On January 25th, along with many others, I attended the meeting of the Kent Conservation and Preservation Alliance to listen to a cogent presentation by Janet Christensen-Lewis and Elizabeth Watson on the current status of the Bay Crossing Study now in progress.
The Task Force for this Study was commissioned to analyze traffic data from the western to eastern shore and propose solutions to current and future Bay Bridge congestion and suggest alternative routes from a possible 3rd bridge across the bay to the Atlantic shore beach communities. If you have the time, I would encourage everyone to read it. You can find it on the MDTA website and also at the KCPA website. It will give you a clear picture of the methodology devised for data collection and review, while raising quite a few questions, as well as introduce you to many acronyms which lend the report a seemingly comforting professional sheen.
But the content of the Task Force’s Report left me wondering if there are any scenario planners participating in this Study.
Clearly there are traffic engineers, civil engineers, environmental scientists, and other agency heads, etcetera, but is there also someone from the Department of Unintended Consequences? (representation of which would be well advised).
For those of you who missed this presentation last week I was hoping I could entice some of you to perform a thought experiment.

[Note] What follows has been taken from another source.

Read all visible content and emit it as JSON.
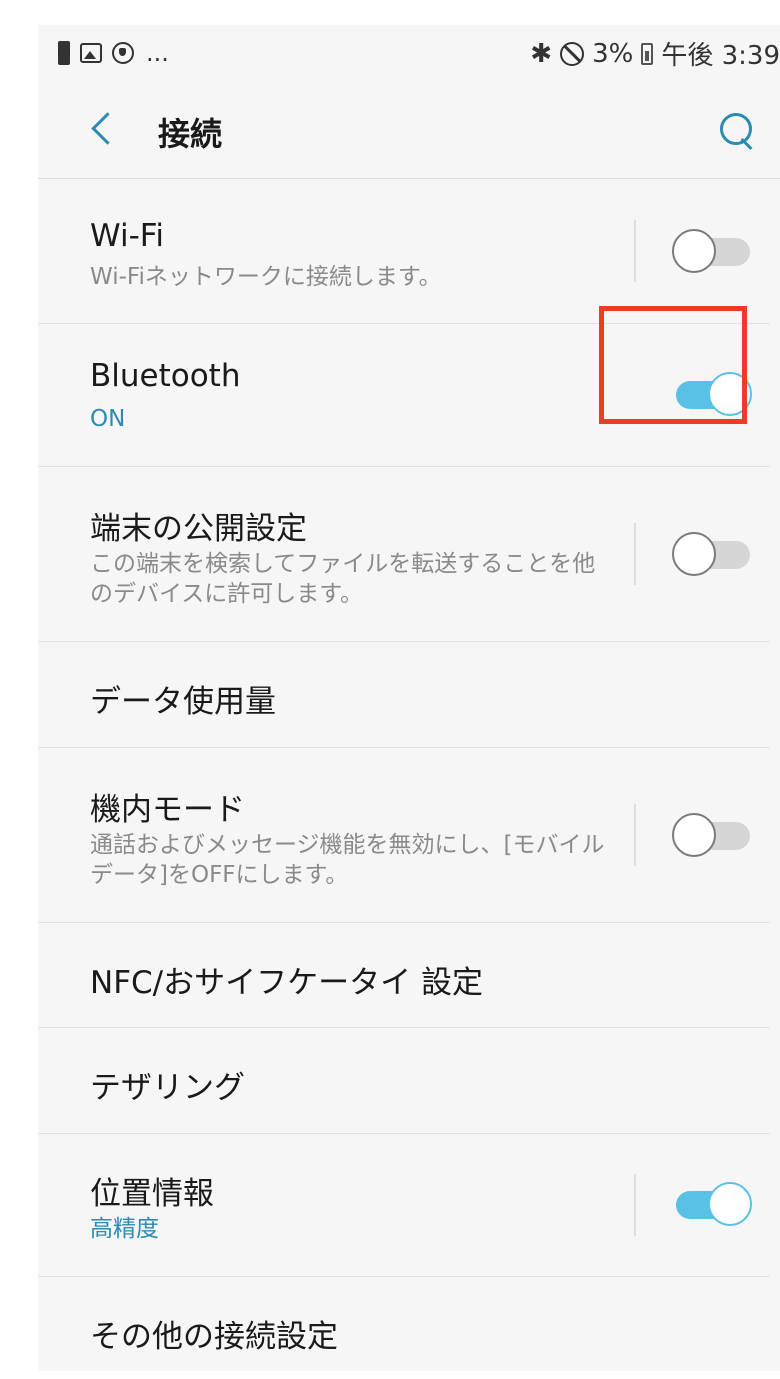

I’m sure you have seen the map the KCPA has produced showing one possible Bridge location in Kent County, but if you haven’t, find a map of Kent County or the Delmarva Peninsula which includes the bay and part of the western shore. Now draw a straight line from route 702 on the Baltimore side (just north of Baltimore) to Tolchester. This is one of a few contemplated routes for the proposed 3rd bridge (although I’d argue the Report implies this might be a preferred route). From the Tolchester landing point, draw 2 more lines, each about 15 miles long, one slightly south from route 21 down to 213 at Centreville and one slightly north of Chestertown hooking up to route 291 (it seems logical the state would consider two routes in lieu of one across the peninsula).

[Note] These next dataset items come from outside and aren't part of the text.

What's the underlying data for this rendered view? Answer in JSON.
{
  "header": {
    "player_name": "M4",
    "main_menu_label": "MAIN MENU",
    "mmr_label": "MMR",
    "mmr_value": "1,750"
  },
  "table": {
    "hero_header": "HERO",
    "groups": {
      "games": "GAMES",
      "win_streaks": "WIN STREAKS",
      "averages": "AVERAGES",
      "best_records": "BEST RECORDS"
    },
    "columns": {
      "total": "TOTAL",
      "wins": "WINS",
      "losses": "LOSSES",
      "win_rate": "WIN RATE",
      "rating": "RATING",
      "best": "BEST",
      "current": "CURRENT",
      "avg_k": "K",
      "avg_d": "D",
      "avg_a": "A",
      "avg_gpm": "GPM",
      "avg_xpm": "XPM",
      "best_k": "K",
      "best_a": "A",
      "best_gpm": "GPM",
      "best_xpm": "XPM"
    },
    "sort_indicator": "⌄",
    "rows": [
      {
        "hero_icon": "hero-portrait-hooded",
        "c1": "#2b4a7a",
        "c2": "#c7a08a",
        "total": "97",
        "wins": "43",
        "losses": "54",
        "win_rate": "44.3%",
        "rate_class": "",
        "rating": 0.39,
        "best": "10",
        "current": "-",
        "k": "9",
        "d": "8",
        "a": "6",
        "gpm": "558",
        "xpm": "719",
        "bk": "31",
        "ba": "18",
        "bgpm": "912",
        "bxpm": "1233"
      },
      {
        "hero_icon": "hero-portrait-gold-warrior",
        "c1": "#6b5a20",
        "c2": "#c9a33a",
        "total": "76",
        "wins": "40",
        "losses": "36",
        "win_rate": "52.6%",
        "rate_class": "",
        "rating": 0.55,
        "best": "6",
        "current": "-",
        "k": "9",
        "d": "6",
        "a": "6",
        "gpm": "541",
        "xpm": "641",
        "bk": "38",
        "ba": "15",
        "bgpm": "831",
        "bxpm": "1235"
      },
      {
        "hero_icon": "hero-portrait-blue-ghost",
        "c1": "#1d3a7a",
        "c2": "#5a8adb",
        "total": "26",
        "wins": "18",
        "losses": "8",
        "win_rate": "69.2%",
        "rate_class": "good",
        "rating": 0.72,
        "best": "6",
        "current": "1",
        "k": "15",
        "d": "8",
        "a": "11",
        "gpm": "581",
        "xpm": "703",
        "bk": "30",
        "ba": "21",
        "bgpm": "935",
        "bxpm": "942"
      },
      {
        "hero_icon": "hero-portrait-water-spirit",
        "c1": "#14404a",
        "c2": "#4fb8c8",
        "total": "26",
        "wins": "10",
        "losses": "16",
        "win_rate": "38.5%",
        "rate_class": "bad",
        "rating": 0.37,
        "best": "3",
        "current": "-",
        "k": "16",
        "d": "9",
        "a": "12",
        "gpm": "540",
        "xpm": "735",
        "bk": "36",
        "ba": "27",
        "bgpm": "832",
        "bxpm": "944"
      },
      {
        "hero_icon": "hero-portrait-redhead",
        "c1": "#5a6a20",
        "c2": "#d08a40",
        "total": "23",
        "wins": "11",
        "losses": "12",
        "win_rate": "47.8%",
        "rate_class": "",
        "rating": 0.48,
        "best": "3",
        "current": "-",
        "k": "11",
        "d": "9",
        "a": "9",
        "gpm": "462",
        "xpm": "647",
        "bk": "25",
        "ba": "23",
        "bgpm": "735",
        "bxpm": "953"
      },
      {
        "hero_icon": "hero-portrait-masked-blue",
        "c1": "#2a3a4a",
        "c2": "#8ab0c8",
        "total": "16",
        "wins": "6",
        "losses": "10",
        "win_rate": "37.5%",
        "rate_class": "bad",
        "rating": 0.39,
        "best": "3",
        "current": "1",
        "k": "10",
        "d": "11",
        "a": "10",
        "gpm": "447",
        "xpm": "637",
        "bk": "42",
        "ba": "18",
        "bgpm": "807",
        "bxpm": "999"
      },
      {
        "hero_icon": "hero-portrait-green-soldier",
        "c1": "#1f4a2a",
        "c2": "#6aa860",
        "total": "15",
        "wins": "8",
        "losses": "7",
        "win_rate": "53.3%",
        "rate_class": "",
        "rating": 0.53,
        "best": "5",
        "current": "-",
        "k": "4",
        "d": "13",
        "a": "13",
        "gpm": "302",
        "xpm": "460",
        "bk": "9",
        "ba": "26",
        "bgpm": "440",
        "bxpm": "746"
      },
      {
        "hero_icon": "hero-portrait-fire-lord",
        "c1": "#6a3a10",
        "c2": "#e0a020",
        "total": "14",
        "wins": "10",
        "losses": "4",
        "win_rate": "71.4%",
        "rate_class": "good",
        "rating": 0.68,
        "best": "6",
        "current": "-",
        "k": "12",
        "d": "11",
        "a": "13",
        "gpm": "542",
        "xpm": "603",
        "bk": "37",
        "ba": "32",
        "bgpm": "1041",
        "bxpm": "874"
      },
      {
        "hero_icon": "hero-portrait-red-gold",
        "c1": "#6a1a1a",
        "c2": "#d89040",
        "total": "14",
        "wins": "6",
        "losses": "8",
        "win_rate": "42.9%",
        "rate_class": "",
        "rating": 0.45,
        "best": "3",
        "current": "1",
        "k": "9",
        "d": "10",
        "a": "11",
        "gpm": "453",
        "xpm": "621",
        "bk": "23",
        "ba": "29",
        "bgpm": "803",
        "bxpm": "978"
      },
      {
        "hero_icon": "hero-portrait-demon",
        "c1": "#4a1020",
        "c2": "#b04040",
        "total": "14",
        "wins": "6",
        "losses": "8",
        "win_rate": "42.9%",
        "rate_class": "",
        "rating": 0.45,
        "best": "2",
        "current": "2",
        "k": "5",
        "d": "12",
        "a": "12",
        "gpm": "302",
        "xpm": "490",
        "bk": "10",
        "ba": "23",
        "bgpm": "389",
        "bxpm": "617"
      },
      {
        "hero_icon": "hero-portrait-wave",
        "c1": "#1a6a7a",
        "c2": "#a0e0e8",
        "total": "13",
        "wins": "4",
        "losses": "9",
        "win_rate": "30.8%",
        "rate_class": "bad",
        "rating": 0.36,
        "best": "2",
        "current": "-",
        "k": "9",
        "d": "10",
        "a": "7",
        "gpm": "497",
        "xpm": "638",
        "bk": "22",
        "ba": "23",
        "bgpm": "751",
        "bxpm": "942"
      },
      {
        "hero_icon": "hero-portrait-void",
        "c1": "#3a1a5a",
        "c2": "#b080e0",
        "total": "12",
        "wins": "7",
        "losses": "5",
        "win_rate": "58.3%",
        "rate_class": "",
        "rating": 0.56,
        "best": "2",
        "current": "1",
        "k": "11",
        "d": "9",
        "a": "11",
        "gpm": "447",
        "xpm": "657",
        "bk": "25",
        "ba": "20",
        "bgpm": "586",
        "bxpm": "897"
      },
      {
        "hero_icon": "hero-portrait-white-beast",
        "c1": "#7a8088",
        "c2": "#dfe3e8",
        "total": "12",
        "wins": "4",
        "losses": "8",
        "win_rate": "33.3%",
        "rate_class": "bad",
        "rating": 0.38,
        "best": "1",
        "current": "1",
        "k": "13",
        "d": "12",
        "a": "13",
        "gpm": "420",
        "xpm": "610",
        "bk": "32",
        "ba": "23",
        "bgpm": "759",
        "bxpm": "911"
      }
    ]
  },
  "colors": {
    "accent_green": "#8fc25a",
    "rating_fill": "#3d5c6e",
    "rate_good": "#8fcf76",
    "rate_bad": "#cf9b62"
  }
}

Now, if you can, mentally lift the commercial corridor straddling route 50 from the existing bridge to Queenstown (all the businesses, malls, restaurants and bars, motels, tattoo parlors, etc) and plunk that down along these 2 new routes through Kent County. Then retrieve the secondary developments which stretch to either side of the route 50 commercial corridor (all the condos, hotels, side roads, mini-malls, and adjacent sprawl) and add that to your mental map. Make sure there are lots of condos along the bay shore from Swan Point Farm in Rock Hall to Worton and into Swan, Fairlee, and Worton creeks, as well as the Chester River. I’m not even sure Churn Creek and Still Pond Creek would be immune to the development pressure. This is nothing less than supplanting one ‘culture’ with another (merely to relieve traffic densities, and provide more affordable housing to employees in Baltimore), and anyone claiming they can mitigate or minimize the development pressures that would occur along these improved routes is suffering from TLS (Temporary Loss of Sanity). That is not how growth patterns should occur, if at all, particularly here in Kent County.

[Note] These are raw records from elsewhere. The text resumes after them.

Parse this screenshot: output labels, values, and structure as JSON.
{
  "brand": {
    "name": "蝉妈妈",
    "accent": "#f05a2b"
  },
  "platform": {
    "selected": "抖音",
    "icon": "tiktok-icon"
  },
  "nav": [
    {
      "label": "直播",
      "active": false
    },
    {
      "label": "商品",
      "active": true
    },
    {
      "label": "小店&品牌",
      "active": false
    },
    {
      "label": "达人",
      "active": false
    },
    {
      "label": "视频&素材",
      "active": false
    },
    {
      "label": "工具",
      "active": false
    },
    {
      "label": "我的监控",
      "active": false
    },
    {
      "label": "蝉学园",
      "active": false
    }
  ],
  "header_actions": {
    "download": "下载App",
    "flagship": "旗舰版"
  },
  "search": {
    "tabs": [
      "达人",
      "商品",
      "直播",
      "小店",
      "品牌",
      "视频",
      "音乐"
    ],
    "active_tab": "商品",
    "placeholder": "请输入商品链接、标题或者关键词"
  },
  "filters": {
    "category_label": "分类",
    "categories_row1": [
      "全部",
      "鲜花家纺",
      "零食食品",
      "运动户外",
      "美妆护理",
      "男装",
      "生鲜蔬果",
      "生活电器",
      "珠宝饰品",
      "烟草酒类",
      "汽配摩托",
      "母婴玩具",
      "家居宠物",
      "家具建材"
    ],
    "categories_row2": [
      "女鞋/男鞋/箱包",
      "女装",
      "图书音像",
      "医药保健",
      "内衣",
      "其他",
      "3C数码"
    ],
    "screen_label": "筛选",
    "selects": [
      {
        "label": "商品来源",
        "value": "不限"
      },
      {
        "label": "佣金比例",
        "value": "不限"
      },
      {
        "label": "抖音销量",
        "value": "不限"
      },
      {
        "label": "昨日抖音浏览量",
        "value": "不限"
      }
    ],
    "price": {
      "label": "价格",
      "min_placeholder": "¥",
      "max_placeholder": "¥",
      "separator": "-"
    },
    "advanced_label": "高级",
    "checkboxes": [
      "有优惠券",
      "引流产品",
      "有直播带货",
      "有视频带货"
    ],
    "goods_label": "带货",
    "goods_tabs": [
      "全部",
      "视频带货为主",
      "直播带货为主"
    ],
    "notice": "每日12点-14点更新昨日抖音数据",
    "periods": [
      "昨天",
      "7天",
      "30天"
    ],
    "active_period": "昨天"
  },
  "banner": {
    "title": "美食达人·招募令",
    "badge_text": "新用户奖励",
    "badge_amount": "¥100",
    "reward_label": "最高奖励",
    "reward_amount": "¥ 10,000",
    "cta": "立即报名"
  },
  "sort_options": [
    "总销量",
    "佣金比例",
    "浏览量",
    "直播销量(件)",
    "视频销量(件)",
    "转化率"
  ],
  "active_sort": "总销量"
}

What might be the ultimate cost of this proposal for Kent County? Think of the resultant air pollution, noise pollution, light pollution, water pollution, and human pollution that will be created as a by-product of a solution to primarily move goods and people from the western shore of the bay to the Atlantic in as expedient a manner as possible. Then too, we will be beset with loss of wildlife habitats, loss of fertile farmland, disruption of wildlife corridors, complex (and poorly understood) changes to existing commercial and recreational fishing sites, loss of viable hunting sites, more planned unit developments and commercial enterprises feeding this traffic, causing drastic impacts on existing infrastructure and straining municipal budgets.
It may be too soon to predict how this study will conclude and with what proposed, but considering the speed with which it is proceeding, everyone’s opinion must be accounted for, otherwise it may be TLTL (too little too late). All bad ideas begin as good ones. A third span into Kent County may be one of those.